Читаем Избранное: Социология музыки полностью

Тот элемент, что создавал единство в классической музыке, как бы отделился от мира веберовских образов, приобрел самостоятельность, а благодаря этому переменил и свой смысл: вместо мотивно-тематической работы, вариационного развития – влекущий вперед порыв; метод композиции превратился в жест, с которым музыка подает сама себя. В этом жесте – и бравада, и некая иллюзорность, отражающиеся и в характере самой музыки: вспомним пианиста-виртуоза, его жест, когда, широко раскидывая руки, он берет аккорды намного шире октавы. Вебер был таким пианистом-виртуозом! В музыке "Волшебной флейты" слиты порыв и иллюзия, фокус, ослепление. Классическая музыка создает целостность единством мотивно-тематической работы и оправдывает эту целостность как смысл; в веберовском порыве, напротив, заметна уже некая неосознанность (словно в идеях "воли" и "жизни", которые стали распространяться в философии в то время), и этот момент крайне благоприятствует выражению всего демонического, что заключал в себе веберовский сюжет, всего того демонического, что разворачивается беспричинно и бесцельно, как в "Волчьем ущелье". Веберовский порыв предопределяет – реализует! – те формы чувств и реакций, которые мы через сто лет встретим в музыке Рихарда Штрауса[49]. Бетховен, воплощавший идеал музыкального развития, едва даже помышлял о таких возможностях. Жизнь – бессознательный порыв, она льется через край, она каждый миг стремится превзойти себя. Музыка венских мастеров конструировала смысл, Вебер наслаждается душевным подъемом. Правда, в том же порыве ощутим и страх беспредельного одиночества; вопрос, который залает в своей большой арии Макс, – "Lebt kein Gott?" ("Так что же, Бога нет?"; № 8, тт. 209-211), – совсем не оперная риторика; в этом вопросе выражено то, что скрыто в веберовской музыке, протягивающей широкую дугу от интродукции первого хора до центральных разделов арии Агаты и арии Макса.

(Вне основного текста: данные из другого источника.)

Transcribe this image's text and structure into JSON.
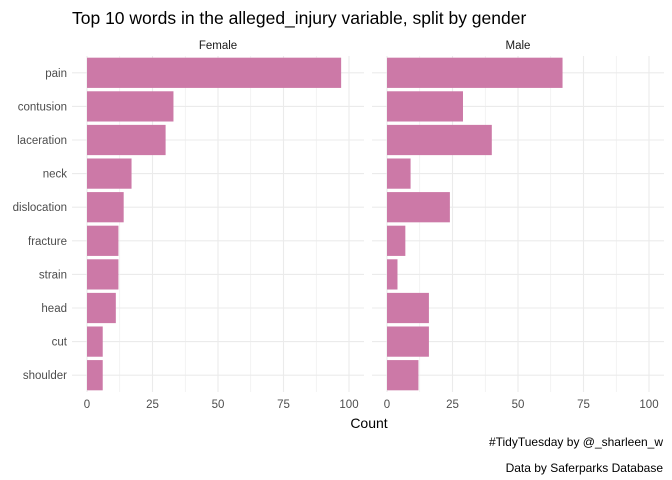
{
  "chart_data": {
    "type": "bar",
    "orientation": "horizontal",
    "title": "Top 10 words in the alleged_injury variable, split by gender",
    "xlabel": "Count",
    "ylabel": "",
    "xlim": [
      0,
      100
    ],
    "xticks": [
      0,
      25,
      50,
      75,
      100
    ],
    "grid": true,
    "legend": "none",
    "bar_color": "#cc79a7",
    "grid_color": "#ebebeb",
    "categories": [
      "pain",
      "contusion",
      "laceration",
      "neck",
      "dislocation",
      "fracture",
      "strain",
      "head",
      "cut",
      "shoulder"
    ],
    "facets": [
      {
        "name": "Female",
        "values": [
          97,
          33,
          30,
          17,
          14,
          12,
          12,
          11,
          6,
          6
        ]
      },
      {
        "name": "Male",
        "values": [
          67,
          29,
          40,
          9,
          24,
          7,
          4,
          16,
          16,
          12
        ]
      }
    ],
    "caption_lines": [
      "#TidyTuesday by @_sharleen_w",
      "Data by Saferparks Database"
    ]
  }
}
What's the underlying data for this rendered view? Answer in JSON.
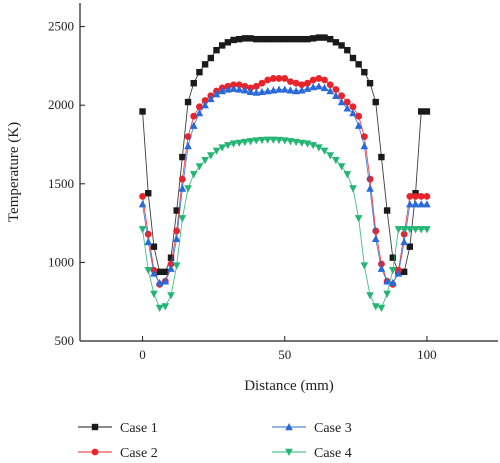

Один конец этой дуги опущен в гостиную бидермейера, другой – в первобытный мир, быть может, это загадочный образ всего стиля бидермейер, а также Жан Поля[50]. Душный интерьер растворяется в дымке двусмысленности – как в доме Эшеров в рассказе Эдгара По; дом лесничего построен у Вебера над хтоническими пещерами. Этим и следует руководствоваться, инсценируя "Волшебного стрелка"; от детей не следует скрывать ничего из того, что обещает им их orbis pictus [161]; нужно, чтобы без ложной стилизации были зримы и очевидны и дом лесничего, и духи, и звери "Волчьего ущелья". Только тогда станет понятным замысел Вебера. Все должно получить свое: и носороги современности, и дикие кабаны первобытных времен; образы здесь архаичны и вместе с тем современны. Режиссер должен учесть это: пусть уж лучше охотники напоминают у него раскрашенную олеографию, чем рассеется сценическая иллюзия, потому что именно она служит здесь средством отчуждения.

В духе произведения посредником между гостиной и древностью служит пол. Судьба Агаты, каватины, ставшей фигурой, содержит нерешенную сексуальную символику, именно то, что в ней замаскировано, неизвестно, – выстрел выражает дефлорацию – создает скрытую тайну, в которой музыка находит свое убежище, будто девушка плачет во сне. Сама теснота – та демония, которой девушка страшится, будто это угроза извне. Поэтому Агата с трудом ускользает от этой угрозы. Как в сказках, метафизика "Вольного стрелка", в эпоху которого были написаны единственные значительные немецкие художественные сказки, не шире волоска. Намеки на секс суть одновременно намеки на гибель бюргерства, которую это произведение подтверждает как бы под цензурой. Именно здесь "Вольный стрелок" минует катастрофу; цезуры зингшпиля – те же, которые сказка вводит в мир. Но спасительное не освещает оставленную Богом имманентность, а открывается в ней самой как высшее эхо в ущелье, как умиротворенная природа.

1961/62

Рассказы Гофмана в мотивах Оффенбаха.

На вопрос, что привлекло Оффенбаха[51], мага пародии и пародиста, в поздней романтике немецкого писателя Гофмана[52], обычно отвечают указанием на сродство демонии. Как ни трудно это оспаривать, этим немного сказано. То, что объединяет первую и последнюю оперу Оффенбаха с писателем, значительно более определенно. Не случайно он призывается в ней на сцену[53]. В поставленных им сценических рамках, в рассказанных им событиях он должен присутствовать во плоти. Ибо демония, которую зовет здесь музыка ее мрачным именем, – не демония абстрактных сил подземного мира, она возникает из помещения, как Миракель из стен комнаты Креспеля[54].